The Day Dylan Really Went Electric
It is popularly known that Bob Dylan “went electric” at the Newport Folk Festival on July 25, 1965.
That night, a mere five days after releasing his game-changing single “Like a Rolling Stone,” Dylan took the stage, plugged into an amplifier, and turned the world (or at least his folk-loyal audience) on its head.
Backed by Mike Bloomfield on guitar, Al Kooper on organ, and members of the Paul Butterfield Blues Band, Bob Dylan came blaring out of the starting gate with an resounding rock and roll sound, with presence to match. To the unsuspecting audience, largely only familiar with his two previous records (The Freewheelin’ Bob Dylan and The Times They Are A Changin’) and his two previous years at Newport, it was a pill they weren’t yet ready to swallow.
The band was booed off the stage after three songs, with even the kind-natured Pete Seeger allegedly threatening to cut the power with an axe. Dylan returned for two acoustic tunes – the latter of which was appropriately “It’s All Over Now, Baby Blue” – before leaving Newport and not looking back. Most fans would eventually catch up, but he wasn’t going to wait.
This, they say, was the day it all changed. And publicly, it was.
But in truth, Dylan’s official transition occurred in a recording studio half a year earlier.
50 years ago today, on a freezing January day in New York, Dylan penned and recorded a song originally titled “Subterranean Homesick Blues No. 10.”
The “No. 10″ was eventually dropped, and the song would open the March-released album Bringing It All Back Home, an interesting title given he was doing something of the opposite. The words were not a departure from his previous work, but now his typical poetry was now being breathlessly carried by a cruising rockabilly rhythm.

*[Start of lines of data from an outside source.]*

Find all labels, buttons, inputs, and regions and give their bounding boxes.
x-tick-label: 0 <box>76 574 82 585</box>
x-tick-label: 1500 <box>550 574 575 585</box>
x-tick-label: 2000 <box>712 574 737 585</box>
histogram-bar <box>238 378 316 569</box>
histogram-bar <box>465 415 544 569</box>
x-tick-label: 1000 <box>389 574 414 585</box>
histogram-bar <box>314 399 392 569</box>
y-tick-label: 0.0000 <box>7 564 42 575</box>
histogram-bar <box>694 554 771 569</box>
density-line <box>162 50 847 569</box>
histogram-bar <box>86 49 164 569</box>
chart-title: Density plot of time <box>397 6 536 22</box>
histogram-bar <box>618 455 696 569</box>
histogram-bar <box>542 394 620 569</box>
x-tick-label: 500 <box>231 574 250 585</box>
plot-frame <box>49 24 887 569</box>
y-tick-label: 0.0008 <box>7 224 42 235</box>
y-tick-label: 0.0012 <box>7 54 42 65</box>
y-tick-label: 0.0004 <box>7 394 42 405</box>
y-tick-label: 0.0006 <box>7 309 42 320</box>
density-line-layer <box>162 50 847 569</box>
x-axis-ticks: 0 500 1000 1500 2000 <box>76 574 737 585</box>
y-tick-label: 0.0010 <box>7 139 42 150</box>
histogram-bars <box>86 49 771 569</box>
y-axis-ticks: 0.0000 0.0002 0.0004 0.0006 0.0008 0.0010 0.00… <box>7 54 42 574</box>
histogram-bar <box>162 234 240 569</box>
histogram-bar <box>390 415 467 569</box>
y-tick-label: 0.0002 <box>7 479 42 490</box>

Newport attendees and indignant folk fans would lament that he was losing his politically-charged edge and that his singing was drowned out by his newly amplified accompaniment. To their defense, their ears weren’t well primed for the sounds to come. In mid-1965 the Beatles hadn’t yet released Rubber Soul, let alone Sgt. Peppers. It was a time when the barrier between folk and rock, such close cousins today, described the clash of generations and sub-cultures.
Controversy be damned, for Dylan it was a revelation.
“Subterranean Homesick Blues” and Bringing it All Back Home marked a midway step before fully bridging the gap into rock and roll with “Like a Rolling Stone” and Highway 61 Revisited. Both of those albums turn 50 this year – a stark reminder of how quickly the world was changing at that time, musically and beyond.
In retrospect the switch marks only the second chapter in perhaps the most storied and celebrated career our time, a career now accepted as being in a perpetual state of evolution. But at the time Bob was on an accelerating path into the unknown, and even many of his greatest admirers were not fit to keep up.